En la gala de entrega del Balón de Oro vivimos momentos de emoción extrema. Por ejemplo, la insoportable intriga de saber quién se llevaría el premio Lev Yashin al mejor portero. Lo ganó Alisson, del Liverpool y, por otra parte, el único de los candidatos a guardameta de la temporada que estaba entre los finalistas —junto a los Messi, Cristiano, Mané, Salah y compañía— al premio gordo. Un golpe de timón de maestro hubiese sido dárselo a Kepa, que tenía cara de no entender aún por qué había tirado el dinero alquilando el esmoquin.
Hay que justificar hora y media de gala. Porque el Balón de Oro es como el Comunio, que lo suele ganar el que se ficha a Messi. Todos son muy buenos, algunos una temporada ganan la Champions y por ahí se abre una grieta por la que meter a martillazos el argumento para dárselo a otro, supongo que con cierto sentimiento de culpa.
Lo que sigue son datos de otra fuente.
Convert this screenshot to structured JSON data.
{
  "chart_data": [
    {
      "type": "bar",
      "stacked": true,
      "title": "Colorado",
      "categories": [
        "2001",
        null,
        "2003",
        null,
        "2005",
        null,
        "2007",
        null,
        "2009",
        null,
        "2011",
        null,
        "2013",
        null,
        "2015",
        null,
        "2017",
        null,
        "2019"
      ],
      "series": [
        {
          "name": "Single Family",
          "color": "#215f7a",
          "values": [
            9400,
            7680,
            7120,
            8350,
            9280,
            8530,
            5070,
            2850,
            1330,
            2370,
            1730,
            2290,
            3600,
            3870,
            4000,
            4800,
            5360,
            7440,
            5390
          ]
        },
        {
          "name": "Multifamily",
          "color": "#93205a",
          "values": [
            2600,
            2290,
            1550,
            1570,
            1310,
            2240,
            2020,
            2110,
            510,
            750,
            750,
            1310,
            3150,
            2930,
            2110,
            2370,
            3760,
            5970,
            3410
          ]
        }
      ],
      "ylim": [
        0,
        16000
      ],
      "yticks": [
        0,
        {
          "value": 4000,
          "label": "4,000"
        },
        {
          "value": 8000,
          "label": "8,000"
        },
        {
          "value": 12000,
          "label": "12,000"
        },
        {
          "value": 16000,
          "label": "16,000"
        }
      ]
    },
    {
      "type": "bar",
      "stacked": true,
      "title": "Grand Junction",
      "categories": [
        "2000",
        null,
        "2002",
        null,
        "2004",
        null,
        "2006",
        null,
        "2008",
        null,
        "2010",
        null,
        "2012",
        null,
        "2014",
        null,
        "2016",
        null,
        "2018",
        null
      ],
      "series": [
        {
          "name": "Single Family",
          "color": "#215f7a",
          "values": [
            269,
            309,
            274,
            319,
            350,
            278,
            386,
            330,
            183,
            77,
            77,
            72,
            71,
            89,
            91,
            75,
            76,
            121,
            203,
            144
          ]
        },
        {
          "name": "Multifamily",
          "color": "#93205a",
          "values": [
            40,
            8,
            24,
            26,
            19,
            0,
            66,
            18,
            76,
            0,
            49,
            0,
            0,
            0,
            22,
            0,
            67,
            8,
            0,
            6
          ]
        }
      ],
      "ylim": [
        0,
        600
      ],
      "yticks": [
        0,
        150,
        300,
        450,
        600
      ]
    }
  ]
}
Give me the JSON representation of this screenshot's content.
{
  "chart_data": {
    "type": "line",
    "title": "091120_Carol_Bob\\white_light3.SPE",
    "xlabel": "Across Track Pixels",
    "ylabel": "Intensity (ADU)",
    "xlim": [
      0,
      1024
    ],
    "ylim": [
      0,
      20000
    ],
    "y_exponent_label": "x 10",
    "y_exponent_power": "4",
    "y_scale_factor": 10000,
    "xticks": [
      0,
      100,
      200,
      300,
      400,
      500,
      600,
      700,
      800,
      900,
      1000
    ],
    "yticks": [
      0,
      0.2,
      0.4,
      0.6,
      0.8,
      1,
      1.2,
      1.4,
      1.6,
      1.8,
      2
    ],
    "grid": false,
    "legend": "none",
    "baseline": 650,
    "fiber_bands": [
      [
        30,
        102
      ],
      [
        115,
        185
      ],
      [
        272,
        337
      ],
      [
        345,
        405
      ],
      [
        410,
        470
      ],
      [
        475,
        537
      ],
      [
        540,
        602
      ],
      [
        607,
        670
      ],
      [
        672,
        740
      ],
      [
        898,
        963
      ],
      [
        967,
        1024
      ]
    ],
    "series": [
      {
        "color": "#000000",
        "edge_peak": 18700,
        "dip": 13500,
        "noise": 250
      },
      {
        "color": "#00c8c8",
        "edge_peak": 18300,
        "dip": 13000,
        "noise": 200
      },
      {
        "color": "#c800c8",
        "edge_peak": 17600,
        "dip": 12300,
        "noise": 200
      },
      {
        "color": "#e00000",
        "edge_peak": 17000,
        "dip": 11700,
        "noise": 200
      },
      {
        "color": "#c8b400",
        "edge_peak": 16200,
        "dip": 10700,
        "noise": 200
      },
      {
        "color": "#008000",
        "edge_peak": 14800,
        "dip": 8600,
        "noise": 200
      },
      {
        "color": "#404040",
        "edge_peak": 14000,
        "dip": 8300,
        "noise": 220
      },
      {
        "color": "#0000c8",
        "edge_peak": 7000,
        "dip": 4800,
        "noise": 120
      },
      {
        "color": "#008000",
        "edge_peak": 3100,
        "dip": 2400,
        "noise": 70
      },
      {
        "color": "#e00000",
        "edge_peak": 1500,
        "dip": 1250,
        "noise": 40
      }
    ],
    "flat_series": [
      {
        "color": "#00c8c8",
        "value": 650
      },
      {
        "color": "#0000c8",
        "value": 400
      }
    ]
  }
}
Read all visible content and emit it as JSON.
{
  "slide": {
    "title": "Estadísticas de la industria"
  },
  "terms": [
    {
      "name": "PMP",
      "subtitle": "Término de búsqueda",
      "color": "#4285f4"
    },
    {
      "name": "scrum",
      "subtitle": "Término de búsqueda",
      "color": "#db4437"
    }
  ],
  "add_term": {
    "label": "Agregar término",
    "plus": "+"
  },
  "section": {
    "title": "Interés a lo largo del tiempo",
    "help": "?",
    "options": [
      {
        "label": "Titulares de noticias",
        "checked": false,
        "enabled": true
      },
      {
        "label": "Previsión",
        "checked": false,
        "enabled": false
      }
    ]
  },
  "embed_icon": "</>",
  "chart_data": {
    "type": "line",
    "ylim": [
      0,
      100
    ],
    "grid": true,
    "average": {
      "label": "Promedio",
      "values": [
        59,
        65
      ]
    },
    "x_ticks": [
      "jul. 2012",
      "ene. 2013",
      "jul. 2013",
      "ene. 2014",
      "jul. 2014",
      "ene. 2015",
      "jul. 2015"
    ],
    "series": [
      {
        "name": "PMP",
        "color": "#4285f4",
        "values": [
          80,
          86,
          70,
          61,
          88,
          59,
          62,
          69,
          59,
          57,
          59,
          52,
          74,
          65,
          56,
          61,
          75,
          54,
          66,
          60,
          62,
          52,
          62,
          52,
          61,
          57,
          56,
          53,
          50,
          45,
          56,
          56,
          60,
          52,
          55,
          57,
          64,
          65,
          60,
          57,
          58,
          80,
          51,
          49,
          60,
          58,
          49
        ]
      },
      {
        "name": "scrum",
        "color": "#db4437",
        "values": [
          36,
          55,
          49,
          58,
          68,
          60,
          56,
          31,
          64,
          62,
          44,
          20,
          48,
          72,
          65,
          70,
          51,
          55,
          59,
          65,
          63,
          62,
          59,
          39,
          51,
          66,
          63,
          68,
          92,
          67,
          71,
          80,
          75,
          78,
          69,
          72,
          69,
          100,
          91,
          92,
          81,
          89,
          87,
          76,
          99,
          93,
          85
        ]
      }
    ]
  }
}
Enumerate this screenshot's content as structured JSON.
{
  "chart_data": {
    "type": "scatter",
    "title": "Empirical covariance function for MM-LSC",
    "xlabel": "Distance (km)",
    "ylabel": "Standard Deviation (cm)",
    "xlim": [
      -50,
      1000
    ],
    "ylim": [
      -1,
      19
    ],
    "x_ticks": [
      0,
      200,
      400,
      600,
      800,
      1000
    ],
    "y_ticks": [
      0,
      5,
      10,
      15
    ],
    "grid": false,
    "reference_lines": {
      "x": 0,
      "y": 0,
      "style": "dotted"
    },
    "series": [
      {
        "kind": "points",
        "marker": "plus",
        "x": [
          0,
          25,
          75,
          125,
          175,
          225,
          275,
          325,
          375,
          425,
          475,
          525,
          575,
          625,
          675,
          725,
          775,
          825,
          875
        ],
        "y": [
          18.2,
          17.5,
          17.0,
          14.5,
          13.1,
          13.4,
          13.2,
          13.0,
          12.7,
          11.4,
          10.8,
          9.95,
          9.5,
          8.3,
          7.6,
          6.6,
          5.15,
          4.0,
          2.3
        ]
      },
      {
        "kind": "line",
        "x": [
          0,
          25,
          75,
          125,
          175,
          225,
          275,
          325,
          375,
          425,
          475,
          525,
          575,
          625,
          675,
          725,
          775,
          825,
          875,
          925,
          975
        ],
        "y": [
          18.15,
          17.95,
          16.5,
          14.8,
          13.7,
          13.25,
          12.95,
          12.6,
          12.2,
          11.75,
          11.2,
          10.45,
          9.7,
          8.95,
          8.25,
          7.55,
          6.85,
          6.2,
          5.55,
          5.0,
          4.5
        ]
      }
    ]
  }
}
El bajito que le queda al Barcelona ha hecho el fútbol aburrido y si yo fuese el director de France Football lloraría recordando aquellos tiempos en los que los ganadores eran más malos. Sé que se dice peores, pero el concepto «más malos» pertenece al lenguaje del fútbol, que es independiente de la RAE.
Didier Drogba lo hizo bien, tiró de humor aséptico y no le pidió a Messi que bailase reguetón. Bastante hizo. Pero es que la gala sobra. Porque el día que nos demos cuenta que Messi ya no es el mejor, no será gracias a una alfombra roja.